As seen in the summer issue of Red Deer Living magazine…
The speakers were blaring Zed99 throughout the arena and nearly every girl skating had on a mouth guard, spandex or fish net tights. The excitement was contagious and every person, be they a referee, a husband or a jammer was happy it was Wednesday night in Sylvan Lake.
The Belladonnas took to the track for their second practise of the week. With a “bout” maybe once a month, the practise is what really bonds them as a team.
Roller derby is not just a boom and bust sport from the 70’s. It is not just a game where tough girls push each other over. And it certainly is not a sport where you have to have previous experience to join in. And the Red Deer Roller Derby Association, A.K.A “Belladonnas”, is no exception.
Derby is quickly making a comeback and those involved have found it becomes like family, a good break for busy moms and a way to meet your future soul mate.

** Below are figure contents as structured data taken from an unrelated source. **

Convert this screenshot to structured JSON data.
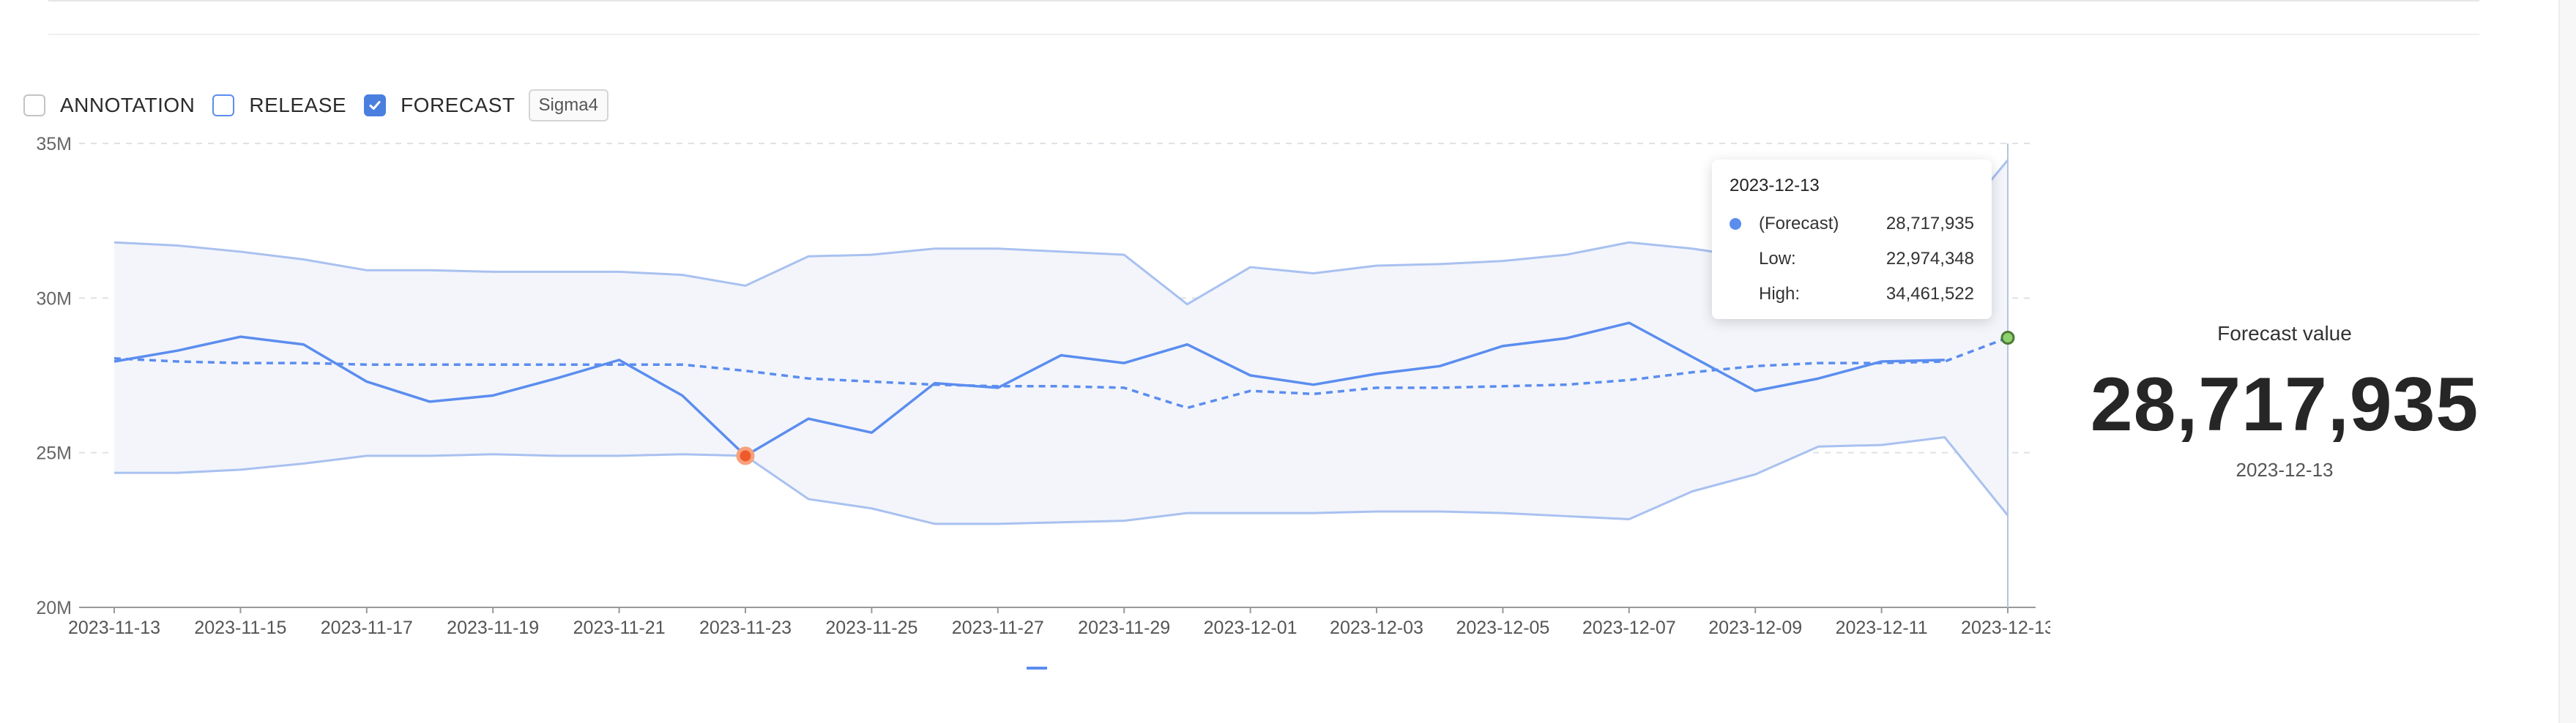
{
  "filters": [
    {
      "label": "ANNOTATION",
      "checked": false
    },
    {
      "label": "RELEASE",
      "checked": false
    },
    {
      "label": "FORECAST",
      "checked": true
    }
  ],
  "model_tag": "Sigma4",
  "tooltip": {
    "date": "2023-12-13",
    "forecast_label": "(Forecast)",
    "forecast_value": "28,717,935",
    "low_label": "Low:",
    "low_value": "22,974,348",
    "high_label": "High:",
    "high_value": "34,461,522"
  },
  "kpi": {
    "label": "Forecast value",
    "value": "28,717,935",
    "date": "2023-12-13"
  },
  "colors": {
    "actual": "#5b8def",
    "bound": "#a9c1f0",
    "band_fill": "#f3f5fb",
    "highlight_point": "#ef5a2a",
    "forecast_point": "#8ed16f"
  },
  "chart_data": {
    "type": "line",
    "title": "",
    "xlabel": "",
    "ylabel": "",
    "ylim": [
      20000000,
      35000000
    ],
    "yticks": [
      {
        "value": 20000000,
        "label": "20M"
      },
      {
        "value": 25000000,
        "label": "25M"
      },
      {
        "value": 30000000,
        "label": "30M"
      },
      {
        "value": 35000000,
        "label": "35M"
      }
    ],
    "grid": true,
    "x": [
      "2023-11-13",
      "2023-11-14",
      "2023-11-15",
      "2023-11-16",
      "2023-11-17",
      "2023-11-18",
      "2023-11-19",
      "2023-11-20",
      "2023-11-21",
      "2023-11-22",
      "2023-11-23",
      "2023-11-24",
      "2023-11-25",
      "2023-11-26",
      "2023-11-27",
      "2023-11-28",
      "2023-11-29",
      "2023-11-30",
      "2023-12-01",
      "2023-12-02",
      "2023-12-03",
      "2023-12-04",
      "2023-12-05",
      "2023-12-06",
      "2023-12-07",
      "2023-12-08",
      "2023-12-09",
      "2023-12-10",
      "2023-12-11",
      "2023-12-12",
      "2023-12-13"
    ],
    "xtick_labels": [
      "2023-11-13",
      "2023-11-15",
      "2023-11-17",
      "2023-11-19",
      "2023-11-21",
      "2023-11-23",
      "2023-11-25",
      "2023-11-27",
      "2023-11-29",
      "2023-12-01",
      "2023-12-03",
      "2023-12-05",
      "2023-12-07",
      "2023-12-09",
      "2023-12-11",
      "2023-12-13"
    ],
    "series": [
      {
        "values": [
          27950000,
          28300000,
          28750000,
          28500000,
          27300000,
          26650000,
          26850000,
          27400000,
          28000000,
          26850000,
          24900000,
          26100000,
          25650000,
          27250000,
          27100000,
          28150000,
          27900000,
          28500000,
          27500000,
          27200000,
          27550000,
          27800000,
          28450000,
          28700000,
          29200000,
          28100000,
          27000000,
          27400000,
          27950000,
          28000000,
          null
        ]
      },
      {
        "values": [
          28050000,
          27950000,
          27900000,
          27900000,
          27850000,
          27850000,
          27850000,
          27850000,
          27850000,
          27850000,
          27650000,
          27400000,
          27300000,
          27200000,
          27150000,
          27150000,
          27100000,
          26450000,
          27000000,
          26900000,
          27100000,
          27100000,
          27150000,
          27200000,
          27350000,
          27600000,
          27800000,
          27900000,
          27900000,
          27950000,
          28717935
        ]
      },
      {
        "values": [
          31800000,
          31700000,
          31500000,
          31250000,
          30900000,
          30900000,
          30850000,
          30850000,
          30850000,
          30750000,
          30400000,
          31350000,
          31400000,
          31600000,
          31600000,
          31500000,
          31400000,
          29800000,
          31000000,
          30800000,
          31050000,
          31100000,
          31200000,
          31400000,
          31800000,
          31600000,
          31300000,
          31500000,
          31800000,
          32000000,
          34461522
        ]
      },
      {
        "values": [
          24350000,
          24350000,
          24450000,
          24650000,
          24900000,
          24900000,
          24950000,
          24900000,
          24900000,
          24950000,
          24900000,
          23500000,
          23200000,
          22700000,
          22700000,
          22750000,
          22800000,
          23050000,
          23050000,
          23050000,
          23100000,
          23100000,
          23050000,
          22950000,
          22850000,
          23750000,
          24300000,
          25200000,
          25250000,
          25500000,
          22974348
        ]
      }
    ],
    "highlights": [
      {
        "x": "2023-11-23",
        "y": 24900000
      },
      {
        "x": "2023-12-13",
        "y": 28717935
      }
    ]
  }
}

“For the record I do believe we are the first international derby wedding,” says Jeff Whyte who just married Allison from the UK on May 8.
Jeff’s love for derby began when he used to watch the old TV show RollerGames. With approximately 600 women’s leagues across North America, Australia and Europe, and around 20 men’s leagues – it has been harder for Jeff to find enough guys to even have a bout let alone form a league. But in August of 2009 he decided he was going to do two things: give his all to the Red Deer Roller Derby and forget about dating.
Out of pure passion and support for the team he began a Facebook group called “I Love Derby Girls” and Allison, residing in England, joined. After Jeff sent out a passionate message to get more people involved in the sport, Allison saw something that intrigued her, and they began talking. That was last September, and they are now husband and wife.
“If you give yourself over to derby it can change your life. I have met so many fantastic people, including my wife,” said Jeff.
So what is it about this sport that has drawn over 30 members to the Red Deer Roller Derby Association since it began in November 2008?
Well take Sam Fisher for instance. She’s a 25 year old auto-parts counter clerk by day, but a derby girl skating under the alias of “Sid Fish-ous” by night. Sam moved from Ontario a year ago, and the Belladonnas have become her home away from home.
“I didn’t know anybody when I moved here and the first practise I saw I was like `That is where I belong! I am so doing this!’ I had skated all my life, but half the girls on the team have never even been on skates. It’s amazing to see the things that these girls can do now.”
For most, derby isn’t just about getting out on the flat track and enjoying a sport that is good for you, but it’s also about the camaraderie.
“The team is really a team. I’m the type of person that doesn’t always get along with girls and always had guy friends. But here everyone gets along. There’s no negativity. No grudges. I could totally take a girl out on the track and then she’s coming to me at the after party with a hug!”
You may have seen the 2009 Directorial debut of Drew Berrymore, Whip It, and for the most part, it only partially represents the sport, according to Belladonnas’ President, April Reynolds, also known as “Cuff Me Kate”.
These girls play on a flat track and not a sloped bank track like the one in the movie.
April shares that it is ideal to have approximately 14 people on a team, so that you can have a couple lines of players, just like in hockey. Five are on at a time, four are blockers and one girl is a jammer. The jammer’s goal is to spring to the front and pass as many blockers of the opposing team as possible. Weaving through the blockers who are playing both offence and defence, the two minute “jam” is a battle for the jammer to pass as many people as possible using moves like “whip it” or bootie block or grabbing hips to get some leverage. Whatever works to get the jammer past the oppositions’ blockers. Each opposing team member you pass, you score a point. Legally you can only block with shoulders, the back side, or hip checks, and there is no hitting from behind or with the elbows.
Now in the 21st century, roller derby is making a strong comeback and even vying for a place in the Olympics. It is bringing together people of all ages, sizes and backgrounds in a common goal – to learn something new and have a good time.
Allison Whyte comments to her new husband who is as passionate about derby as any man could be, “Now you’re stuck with me.” She smiles.
And to that Jeff quickly retorts, “I’m not stuck. I’m right where I want to be.”